The sunshine vitamin has been touted as being so crucial to good health, that some health practitioners regularly screen patients for a deficiency. A 2007 paper in the New England Journal of Medicine even linked a lack of the nutrient to an increased risk of cancer, diabetes, schizophrenia and depression. So naturally, it makes sense that people would want to take in all the goodness that vitamin D supplements have to offer. But how much is safe to take?

How Much You Need May Depend on Age or a Deficiency

Vitamin D is measured with something called an “international unit,” or IU for short. According to the National Institutes of Health (NIH) , the daily recommendation for vitamin D for adults is 200 IU daily for men and women under the age of 50, while those older than 50 should increase dosage to a daily amount of 400 – 800 IU.

However, if you suffer from a deficiency, a higher dosage may be suggested.
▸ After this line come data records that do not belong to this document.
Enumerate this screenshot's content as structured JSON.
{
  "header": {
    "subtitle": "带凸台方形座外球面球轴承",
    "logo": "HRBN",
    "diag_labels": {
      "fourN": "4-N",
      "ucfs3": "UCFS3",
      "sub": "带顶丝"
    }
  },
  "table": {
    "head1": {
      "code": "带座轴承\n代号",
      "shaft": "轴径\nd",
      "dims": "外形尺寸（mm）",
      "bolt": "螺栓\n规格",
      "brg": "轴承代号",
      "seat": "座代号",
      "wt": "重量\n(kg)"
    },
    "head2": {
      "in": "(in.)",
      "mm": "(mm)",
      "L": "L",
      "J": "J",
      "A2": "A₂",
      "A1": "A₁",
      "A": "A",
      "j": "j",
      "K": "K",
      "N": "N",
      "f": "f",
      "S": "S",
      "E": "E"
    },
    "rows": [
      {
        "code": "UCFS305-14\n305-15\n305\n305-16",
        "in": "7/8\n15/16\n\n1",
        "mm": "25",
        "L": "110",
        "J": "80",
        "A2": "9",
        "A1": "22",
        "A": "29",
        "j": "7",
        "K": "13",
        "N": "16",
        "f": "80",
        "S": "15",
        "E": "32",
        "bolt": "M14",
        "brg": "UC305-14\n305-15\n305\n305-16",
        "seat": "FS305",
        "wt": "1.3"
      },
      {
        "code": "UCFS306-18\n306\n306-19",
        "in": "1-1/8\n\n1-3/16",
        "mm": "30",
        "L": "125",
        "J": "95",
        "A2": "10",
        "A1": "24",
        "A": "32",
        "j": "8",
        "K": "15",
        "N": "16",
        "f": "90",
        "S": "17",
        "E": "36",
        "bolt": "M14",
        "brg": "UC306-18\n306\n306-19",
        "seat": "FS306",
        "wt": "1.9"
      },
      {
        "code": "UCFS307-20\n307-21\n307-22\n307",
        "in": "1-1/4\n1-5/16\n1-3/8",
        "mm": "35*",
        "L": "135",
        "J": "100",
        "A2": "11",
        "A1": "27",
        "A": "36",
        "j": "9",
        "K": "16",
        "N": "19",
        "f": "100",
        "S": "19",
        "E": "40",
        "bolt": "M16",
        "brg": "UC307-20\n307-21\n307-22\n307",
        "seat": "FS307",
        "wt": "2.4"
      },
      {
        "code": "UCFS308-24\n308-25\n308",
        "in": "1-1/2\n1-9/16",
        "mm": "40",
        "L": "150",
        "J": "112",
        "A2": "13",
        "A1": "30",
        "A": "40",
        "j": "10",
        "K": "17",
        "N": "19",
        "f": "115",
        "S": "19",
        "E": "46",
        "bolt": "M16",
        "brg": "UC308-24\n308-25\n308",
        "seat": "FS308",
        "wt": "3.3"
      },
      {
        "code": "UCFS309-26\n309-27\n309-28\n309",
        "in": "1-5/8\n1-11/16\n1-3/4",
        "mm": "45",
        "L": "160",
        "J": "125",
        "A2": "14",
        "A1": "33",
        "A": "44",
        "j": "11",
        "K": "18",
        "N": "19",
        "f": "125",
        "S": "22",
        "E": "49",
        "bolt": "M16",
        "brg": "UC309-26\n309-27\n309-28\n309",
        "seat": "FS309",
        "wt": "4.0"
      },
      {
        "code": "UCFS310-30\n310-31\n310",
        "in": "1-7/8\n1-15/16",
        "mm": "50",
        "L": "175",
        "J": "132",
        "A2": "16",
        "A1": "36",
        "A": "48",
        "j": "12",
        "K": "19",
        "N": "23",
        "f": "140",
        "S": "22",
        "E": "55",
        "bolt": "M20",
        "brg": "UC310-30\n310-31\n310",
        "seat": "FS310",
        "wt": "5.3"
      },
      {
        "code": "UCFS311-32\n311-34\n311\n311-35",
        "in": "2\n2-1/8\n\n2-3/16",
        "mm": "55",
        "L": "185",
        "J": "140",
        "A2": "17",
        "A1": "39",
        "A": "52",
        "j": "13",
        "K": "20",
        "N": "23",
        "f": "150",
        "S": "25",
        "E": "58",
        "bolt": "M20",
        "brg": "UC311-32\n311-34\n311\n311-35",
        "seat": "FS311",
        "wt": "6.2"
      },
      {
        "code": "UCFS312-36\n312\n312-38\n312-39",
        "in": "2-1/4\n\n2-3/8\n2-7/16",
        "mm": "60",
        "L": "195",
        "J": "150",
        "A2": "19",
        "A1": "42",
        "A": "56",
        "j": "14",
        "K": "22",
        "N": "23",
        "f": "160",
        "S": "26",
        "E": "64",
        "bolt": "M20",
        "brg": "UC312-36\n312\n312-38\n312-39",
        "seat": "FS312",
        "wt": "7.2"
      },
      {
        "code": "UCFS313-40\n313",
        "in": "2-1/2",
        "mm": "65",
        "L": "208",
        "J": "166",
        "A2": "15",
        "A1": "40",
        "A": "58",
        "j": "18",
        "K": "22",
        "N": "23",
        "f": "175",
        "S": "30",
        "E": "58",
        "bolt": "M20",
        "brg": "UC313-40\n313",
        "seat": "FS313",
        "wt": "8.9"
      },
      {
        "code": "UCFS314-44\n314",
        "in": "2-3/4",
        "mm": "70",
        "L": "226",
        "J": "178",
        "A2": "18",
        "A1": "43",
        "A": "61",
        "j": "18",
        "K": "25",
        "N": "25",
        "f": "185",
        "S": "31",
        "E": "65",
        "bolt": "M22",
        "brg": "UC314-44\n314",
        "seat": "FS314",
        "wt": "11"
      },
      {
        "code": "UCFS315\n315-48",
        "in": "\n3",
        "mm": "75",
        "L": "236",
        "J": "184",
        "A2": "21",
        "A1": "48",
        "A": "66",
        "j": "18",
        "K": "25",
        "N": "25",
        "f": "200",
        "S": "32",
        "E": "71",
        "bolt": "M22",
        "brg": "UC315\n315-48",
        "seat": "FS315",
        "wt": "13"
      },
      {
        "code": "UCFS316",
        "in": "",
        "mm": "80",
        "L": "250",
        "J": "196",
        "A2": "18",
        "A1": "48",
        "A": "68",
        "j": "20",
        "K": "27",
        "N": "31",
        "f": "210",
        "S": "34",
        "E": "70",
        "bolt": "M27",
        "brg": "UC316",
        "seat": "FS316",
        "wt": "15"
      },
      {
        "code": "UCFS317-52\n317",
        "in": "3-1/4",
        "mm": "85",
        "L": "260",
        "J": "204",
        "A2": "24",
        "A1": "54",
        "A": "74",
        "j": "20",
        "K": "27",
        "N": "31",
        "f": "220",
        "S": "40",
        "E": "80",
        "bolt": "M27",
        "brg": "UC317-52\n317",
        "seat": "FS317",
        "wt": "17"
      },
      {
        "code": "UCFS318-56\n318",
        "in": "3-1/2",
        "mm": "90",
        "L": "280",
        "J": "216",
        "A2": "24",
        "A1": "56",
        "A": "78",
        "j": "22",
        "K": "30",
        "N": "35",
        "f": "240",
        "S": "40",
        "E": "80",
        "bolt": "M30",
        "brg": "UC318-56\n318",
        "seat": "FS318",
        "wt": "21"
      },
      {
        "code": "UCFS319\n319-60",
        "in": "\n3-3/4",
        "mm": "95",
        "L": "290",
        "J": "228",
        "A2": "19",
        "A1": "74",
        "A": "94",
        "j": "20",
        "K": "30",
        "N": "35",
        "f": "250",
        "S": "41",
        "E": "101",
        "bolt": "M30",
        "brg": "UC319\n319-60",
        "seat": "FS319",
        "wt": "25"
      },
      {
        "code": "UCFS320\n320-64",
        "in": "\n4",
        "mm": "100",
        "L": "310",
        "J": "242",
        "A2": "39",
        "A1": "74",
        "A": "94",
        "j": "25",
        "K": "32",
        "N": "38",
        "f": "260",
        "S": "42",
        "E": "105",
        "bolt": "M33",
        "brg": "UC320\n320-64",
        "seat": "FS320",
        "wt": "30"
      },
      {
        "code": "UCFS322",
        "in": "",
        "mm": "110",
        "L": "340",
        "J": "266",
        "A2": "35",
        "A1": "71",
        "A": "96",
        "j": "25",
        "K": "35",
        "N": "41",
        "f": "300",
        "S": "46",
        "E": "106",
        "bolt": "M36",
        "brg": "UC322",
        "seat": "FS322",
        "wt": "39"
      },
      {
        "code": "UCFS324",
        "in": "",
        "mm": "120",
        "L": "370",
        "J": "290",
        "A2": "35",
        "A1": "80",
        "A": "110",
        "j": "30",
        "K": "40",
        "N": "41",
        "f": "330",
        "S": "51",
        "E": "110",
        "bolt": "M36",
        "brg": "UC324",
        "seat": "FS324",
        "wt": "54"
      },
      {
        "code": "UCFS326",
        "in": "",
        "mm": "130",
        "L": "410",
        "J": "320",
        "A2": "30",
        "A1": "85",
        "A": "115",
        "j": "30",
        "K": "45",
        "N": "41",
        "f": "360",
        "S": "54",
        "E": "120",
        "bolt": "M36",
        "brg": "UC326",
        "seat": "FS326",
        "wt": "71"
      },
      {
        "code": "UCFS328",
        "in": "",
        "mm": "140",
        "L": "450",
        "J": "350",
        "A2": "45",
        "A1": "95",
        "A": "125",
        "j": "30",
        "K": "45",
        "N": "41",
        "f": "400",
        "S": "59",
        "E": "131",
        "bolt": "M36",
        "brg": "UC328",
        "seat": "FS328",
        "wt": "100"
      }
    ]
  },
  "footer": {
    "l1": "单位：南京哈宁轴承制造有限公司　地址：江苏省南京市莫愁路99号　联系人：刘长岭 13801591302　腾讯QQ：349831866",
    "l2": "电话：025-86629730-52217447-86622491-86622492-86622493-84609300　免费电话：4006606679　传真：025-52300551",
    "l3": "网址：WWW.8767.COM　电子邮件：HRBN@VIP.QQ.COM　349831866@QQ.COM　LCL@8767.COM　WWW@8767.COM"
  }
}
Integrative medicine expert Dr. Andrew Weil says that 2,000 IU of vitamin D per day is acceptable for most people, especially those lacking in the nutrient. The doctor also suggests to look for supplements that provide D3 (cholecalciferol) rather than D2 (ergocalciferol).

Toxicity Most Commonly From Vitamin Supplements

It’s unlikely to get too much from the sun or from vitamin D-rich food, according to the Mayo Clinic—but it is possible to get too much when you overdo it with supplements.Toxicity usually happens if you take 40,000 IU per day for a couple of months or longer, or take a very large one-time dose and can include symptoms of loss of appetite, excessive thirst and fatigue.

Since the sunshine vitamin is fat-soluble, taking too much of the supplement can be extremely dangerous for your health, say experts. “Excessive intake of vitamin D can, however, be harmful, as it can cause over absorption of calcium. Excess blood calcium can, in turn, lead to detrimental deposition of calcium in soft tissues, such as the heart and kidneys,” Pamela Lutsey, a public health researcher at the University of Minnesota, tells Reuters.